Yurt dışından getirtilen göçmen işçiden eğer iş veren memnun kalmazsa sözleşmede belirtilen deneme süreci sonrasında işçiyi ülkesine gönderebiliyor.
Çalışma izni ile İtalya'da yaşayan göçmen çalışma sözleşmesi bittikten sonra bir yıllığına yeni bir iş aramak için oturma iznine sahip olabiliyor. Bu sürenin de bitmesi halinde göçmen ülkesine dönmek zorunda.
Tasarı yasadışı göçmenlerle de ilgili yeniliklere sahip. KBM'lerde bulunup sınır dışı edilen göçmenler halen yürürlülükte olan yasaya göre 10 yıl boyunca İtalya'ya giremiyor ancak yeni tasarıya göre süre 5 yıla indiriliyor.
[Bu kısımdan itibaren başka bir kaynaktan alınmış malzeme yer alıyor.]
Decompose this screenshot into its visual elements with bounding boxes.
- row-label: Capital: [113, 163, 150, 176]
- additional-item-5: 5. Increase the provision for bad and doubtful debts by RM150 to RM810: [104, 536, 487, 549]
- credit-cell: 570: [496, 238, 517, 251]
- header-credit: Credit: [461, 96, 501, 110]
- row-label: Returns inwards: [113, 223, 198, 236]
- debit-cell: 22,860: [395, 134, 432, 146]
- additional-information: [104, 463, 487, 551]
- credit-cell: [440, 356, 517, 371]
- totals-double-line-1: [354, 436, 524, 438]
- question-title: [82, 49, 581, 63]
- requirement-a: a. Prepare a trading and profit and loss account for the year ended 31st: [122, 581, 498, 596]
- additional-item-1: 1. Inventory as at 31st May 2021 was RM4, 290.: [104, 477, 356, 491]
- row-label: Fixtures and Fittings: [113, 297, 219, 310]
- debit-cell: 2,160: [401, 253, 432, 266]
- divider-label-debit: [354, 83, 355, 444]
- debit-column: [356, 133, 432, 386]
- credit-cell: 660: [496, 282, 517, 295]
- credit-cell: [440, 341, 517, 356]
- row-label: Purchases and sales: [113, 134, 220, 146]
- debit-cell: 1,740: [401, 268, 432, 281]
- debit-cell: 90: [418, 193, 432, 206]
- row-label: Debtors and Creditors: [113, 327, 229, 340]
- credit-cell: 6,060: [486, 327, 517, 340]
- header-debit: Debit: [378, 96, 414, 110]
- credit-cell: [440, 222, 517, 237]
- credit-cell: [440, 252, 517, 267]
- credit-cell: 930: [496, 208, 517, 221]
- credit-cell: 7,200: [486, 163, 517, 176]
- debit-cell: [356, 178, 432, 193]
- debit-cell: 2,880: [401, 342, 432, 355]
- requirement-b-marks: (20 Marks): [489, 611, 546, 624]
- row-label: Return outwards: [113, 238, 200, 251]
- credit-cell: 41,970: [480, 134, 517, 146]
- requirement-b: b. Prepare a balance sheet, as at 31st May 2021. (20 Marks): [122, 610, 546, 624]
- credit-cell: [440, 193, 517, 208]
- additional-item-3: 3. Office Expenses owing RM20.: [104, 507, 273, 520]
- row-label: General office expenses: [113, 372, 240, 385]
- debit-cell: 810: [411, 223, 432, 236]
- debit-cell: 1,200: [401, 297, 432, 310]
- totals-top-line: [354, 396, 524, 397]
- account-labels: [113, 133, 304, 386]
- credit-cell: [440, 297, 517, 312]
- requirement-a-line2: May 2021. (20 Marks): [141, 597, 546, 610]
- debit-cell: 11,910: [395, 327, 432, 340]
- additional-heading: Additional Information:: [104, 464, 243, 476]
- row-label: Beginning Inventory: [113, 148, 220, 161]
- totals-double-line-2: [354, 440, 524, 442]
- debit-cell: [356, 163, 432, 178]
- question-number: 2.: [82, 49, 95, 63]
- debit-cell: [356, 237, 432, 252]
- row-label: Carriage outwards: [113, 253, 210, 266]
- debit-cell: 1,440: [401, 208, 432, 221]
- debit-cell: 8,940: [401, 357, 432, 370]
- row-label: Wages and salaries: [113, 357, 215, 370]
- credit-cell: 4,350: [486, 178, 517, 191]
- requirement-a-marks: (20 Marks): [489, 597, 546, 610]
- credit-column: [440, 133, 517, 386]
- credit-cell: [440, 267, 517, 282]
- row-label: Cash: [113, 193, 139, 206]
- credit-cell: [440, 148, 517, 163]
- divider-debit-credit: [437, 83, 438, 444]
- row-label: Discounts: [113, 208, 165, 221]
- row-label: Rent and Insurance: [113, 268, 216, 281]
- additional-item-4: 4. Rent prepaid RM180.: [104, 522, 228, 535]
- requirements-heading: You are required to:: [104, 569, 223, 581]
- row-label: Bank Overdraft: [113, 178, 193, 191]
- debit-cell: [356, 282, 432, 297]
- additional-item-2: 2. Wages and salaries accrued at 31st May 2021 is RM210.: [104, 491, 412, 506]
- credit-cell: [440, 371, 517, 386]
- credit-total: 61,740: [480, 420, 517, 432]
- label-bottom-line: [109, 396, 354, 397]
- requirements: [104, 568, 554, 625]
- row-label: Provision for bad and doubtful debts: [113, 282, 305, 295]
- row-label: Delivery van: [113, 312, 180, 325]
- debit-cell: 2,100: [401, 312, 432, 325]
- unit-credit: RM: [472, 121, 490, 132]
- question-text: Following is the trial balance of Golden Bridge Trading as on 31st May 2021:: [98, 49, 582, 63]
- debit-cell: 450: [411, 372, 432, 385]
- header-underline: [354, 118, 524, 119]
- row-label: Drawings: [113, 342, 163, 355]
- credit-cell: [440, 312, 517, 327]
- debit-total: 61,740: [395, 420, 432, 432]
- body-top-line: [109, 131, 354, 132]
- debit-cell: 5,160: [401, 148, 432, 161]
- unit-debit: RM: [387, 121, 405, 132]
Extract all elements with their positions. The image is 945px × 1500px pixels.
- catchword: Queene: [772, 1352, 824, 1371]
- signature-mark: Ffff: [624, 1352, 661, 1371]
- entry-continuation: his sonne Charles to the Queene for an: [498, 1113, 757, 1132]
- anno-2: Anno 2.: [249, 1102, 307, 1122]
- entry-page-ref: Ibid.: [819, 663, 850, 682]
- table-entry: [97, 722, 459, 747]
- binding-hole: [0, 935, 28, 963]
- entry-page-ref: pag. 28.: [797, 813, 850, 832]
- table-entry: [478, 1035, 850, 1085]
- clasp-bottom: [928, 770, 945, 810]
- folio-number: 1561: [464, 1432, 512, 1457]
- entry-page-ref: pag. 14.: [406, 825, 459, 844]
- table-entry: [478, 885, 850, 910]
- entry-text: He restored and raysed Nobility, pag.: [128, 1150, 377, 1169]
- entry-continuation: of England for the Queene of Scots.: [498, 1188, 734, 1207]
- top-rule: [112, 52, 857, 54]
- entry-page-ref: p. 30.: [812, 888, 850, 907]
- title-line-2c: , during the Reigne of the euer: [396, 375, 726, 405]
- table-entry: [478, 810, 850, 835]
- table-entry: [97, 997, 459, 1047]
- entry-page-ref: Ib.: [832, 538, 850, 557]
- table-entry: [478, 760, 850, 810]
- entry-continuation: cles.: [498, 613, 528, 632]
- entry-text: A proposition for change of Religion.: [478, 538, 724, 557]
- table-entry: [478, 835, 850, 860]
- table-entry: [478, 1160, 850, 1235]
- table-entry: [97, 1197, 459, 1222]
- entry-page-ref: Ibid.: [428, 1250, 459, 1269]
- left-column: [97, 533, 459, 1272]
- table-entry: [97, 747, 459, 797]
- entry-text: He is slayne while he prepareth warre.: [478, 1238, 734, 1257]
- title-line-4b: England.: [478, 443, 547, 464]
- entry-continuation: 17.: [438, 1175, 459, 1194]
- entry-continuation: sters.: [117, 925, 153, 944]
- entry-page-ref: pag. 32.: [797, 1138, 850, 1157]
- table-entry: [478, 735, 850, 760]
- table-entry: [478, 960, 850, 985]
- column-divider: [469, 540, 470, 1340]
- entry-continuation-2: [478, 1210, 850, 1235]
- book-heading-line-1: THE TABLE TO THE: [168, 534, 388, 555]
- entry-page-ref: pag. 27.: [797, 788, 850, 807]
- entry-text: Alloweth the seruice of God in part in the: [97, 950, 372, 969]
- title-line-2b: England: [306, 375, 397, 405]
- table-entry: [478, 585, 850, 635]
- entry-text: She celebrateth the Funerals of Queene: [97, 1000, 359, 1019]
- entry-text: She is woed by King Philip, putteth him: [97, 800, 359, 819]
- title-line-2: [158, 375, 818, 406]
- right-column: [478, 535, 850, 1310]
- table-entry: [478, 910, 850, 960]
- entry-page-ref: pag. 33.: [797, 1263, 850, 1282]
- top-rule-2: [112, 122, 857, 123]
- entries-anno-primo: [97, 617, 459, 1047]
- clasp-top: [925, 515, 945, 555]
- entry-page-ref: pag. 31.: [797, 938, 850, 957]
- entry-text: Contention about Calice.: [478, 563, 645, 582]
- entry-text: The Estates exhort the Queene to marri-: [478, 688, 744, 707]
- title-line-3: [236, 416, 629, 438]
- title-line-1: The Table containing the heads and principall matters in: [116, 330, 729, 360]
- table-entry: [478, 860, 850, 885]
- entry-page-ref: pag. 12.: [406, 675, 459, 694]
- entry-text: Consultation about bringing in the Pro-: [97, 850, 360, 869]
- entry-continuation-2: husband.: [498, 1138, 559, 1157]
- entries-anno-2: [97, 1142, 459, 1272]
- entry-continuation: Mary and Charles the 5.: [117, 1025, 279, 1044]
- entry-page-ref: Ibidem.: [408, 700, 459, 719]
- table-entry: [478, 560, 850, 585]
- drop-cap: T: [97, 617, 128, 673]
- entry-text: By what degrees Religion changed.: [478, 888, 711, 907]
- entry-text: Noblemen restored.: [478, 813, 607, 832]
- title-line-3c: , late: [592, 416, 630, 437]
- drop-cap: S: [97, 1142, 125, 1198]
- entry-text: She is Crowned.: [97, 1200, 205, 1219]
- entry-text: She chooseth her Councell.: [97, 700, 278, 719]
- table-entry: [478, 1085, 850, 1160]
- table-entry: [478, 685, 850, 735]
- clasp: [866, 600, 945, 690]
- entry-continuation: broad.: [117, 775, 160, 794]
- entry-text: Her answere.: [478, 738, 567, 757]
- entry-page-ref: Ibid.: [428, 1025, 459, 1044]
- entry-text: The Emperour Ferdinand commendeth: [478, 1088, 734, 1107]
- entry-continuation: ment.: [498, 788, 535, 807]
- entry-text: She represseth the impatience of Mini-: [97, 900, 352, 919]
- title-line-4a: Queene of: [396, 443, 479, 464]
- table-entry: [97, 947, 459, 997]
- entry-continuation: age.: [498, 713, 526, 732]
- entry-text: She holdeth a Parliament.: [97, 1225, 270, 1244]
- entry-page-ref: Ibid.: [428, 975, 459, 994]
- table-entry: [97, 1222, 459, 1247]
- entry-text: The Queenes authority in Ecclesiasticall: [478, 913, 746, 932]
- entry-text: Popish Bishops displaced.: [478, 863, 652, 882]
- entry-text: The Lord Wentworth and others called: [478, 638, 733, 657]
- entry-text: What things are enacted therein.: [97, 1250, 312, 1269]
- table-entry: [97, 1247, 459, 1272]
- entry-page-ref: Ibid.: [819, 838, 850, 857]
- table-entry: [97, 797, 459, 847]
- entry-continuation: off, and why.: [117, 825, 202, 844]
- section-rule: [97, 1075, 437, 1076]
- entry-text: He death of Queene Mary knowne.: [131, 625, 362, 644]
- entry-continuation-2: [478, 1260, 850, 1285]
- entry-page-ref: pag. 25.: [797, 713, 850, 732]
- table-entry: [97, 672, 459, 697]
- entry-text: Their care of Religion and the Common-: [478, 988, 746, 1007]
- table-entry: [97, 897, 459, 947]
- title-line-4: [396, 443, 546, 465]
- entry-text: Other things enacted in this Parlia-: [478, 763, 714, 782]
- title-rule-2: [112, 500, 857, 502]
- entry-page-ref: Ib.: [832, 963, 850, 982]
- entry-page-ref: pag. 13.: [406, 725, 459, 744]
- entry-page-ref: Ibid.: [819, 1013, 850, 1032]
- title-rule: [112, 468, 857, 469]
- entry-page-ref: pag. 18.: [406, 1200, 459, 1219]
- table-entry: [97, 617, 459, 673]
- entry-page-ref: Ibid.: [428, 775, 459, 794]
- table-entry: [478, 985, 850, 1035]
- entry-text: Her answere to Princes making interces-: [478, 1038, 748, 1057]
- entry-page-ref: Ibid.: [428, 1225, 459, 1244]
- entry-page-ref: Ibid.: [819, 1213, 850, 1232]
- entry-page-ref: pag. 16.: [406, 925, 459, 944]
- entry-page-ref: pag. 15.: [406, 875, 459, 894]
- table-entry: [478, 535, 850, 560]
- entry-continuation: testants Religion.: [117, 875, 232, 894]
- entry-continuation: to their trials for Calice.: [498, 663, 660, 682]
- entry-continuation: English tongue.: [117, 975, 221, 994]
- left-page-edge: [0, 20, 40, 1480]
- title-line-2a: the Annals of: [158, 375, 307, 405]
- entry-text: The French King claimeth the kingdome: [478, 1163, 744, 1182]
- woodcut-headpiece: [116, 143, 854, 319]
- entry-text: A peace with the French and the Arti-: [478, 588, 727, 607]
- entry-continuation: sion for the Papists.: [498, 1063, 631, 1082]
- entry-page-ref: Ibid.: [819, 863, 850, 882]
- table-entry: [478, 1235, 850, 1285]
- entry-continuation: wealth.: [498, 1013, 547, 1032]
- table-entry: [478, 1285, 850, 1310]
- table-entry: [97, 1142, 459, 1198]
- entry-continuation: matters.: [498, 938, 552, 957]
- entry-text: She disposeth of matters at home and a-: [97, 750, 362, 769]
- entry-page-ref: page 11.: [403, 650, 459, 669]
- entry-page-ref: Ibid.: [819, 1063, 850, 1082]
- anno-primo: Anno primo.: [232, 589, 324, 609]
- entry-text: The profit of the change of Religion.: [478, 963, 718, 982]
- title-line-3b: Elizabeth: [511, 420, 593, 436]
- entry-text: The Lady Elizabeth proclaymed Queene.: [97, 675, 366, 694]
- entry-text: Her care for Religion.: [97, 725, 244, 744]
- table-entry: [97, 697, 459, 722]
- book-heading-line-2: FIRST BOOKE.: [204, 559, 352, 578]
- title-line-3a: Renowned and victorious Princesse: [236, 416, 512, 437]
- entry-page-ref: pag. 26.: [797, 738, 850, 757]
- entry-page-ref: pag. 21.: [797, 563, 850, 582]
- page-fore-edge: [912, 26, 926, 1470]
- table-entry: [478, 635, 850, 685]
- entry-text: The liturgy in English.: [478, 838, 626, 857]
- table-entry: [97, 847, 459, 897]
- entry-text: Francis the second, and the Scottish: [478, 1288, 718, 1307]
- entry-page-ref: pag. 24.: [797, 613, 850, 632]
Oturma izinlerinin yenilenmesi konusunda kontrol bu tasarıda da polise ve Emniyet Müdürlüğü'ne bırakılmış durumda.
Göçmen işçilerin aile bireylerini yanlarına aldırmaları konusunda ise eski yasaya bağlılık devam ediyor. Ailevi birleşimler halen sadece birinci dereceden yakınlar için geçerliyken iktisadi garanti söz konusu olsa da ikinci dereceden akrabalar ve diğer yakınların İtalya'ya getirilmesi konusunda herhangi bir yenilik yok.
Yasa tasarısı, halen yürürlülükte olanı gibi Roman etnik kökenli göçmenlerin durumuna bir açıklık kazandırmıyor. Bilhassa eski Yugoslavya yurttaşı olup savaş sırasında İtalya'ya gelmiş olan göçmenler bir kimlik kartına sahip olsalar da şu anda mevcut olmayan bir devletin yurttaşılar.
Böylelikle geri dönüş için ne Sırbistan, ne Bosna ne de Hırvatistan'a kabul edilmeyen bu göçmenler İtalya'dan sınır dışı edilemiyorlar. Öte yandan oturma izni olmadan yakalandıklarından dolayı sınır dışı edilme ile cezalandırılmaları gerektiğinden dolayı da emniyet tarafından oturma izni almaları engelleniyor.
Herhangi bir İtalyan yurttaşı ile aynı suçu işlemiş ve aynı cezayı almış bir göçmen hapis cezası bitiminde İtalyan yurttaşına tanınan sosyal yardım ve yönlendirme hizmetlerinden yararlanamıyor. Bu noktada yıllar boyu süren uyum çalışmaları ya da ödenmiş vergilerin anlamı kalmıyor.
Avrupa Birliği dışından gelen göçmen üniversite öğrencileri ise yeni tasarıda da sağlık hizmetini ücret karşılığında edinme hakkına sahipler. Haftada en fazla 20 saat çalışma hakkına sahip öğrenciler bu durumda işçi haklarını edinmiş olsalar da sözleşme ardından işsizlik hakkına sahip değiller. Öğrenciler iş ve işçi bulma kurumu vasıtasıyla iş bulma hakkına da sahip değiller.
Kısacası birkaç yeni düzenleme haricinde KBM ve oturma izninin iş sözleşmesi ve gelirle bağlılığı başta olmak üzere bir çok konuda yeniliğe sahip olmayan yasa tasarısı Ocak 2007'de öneri halini alacak.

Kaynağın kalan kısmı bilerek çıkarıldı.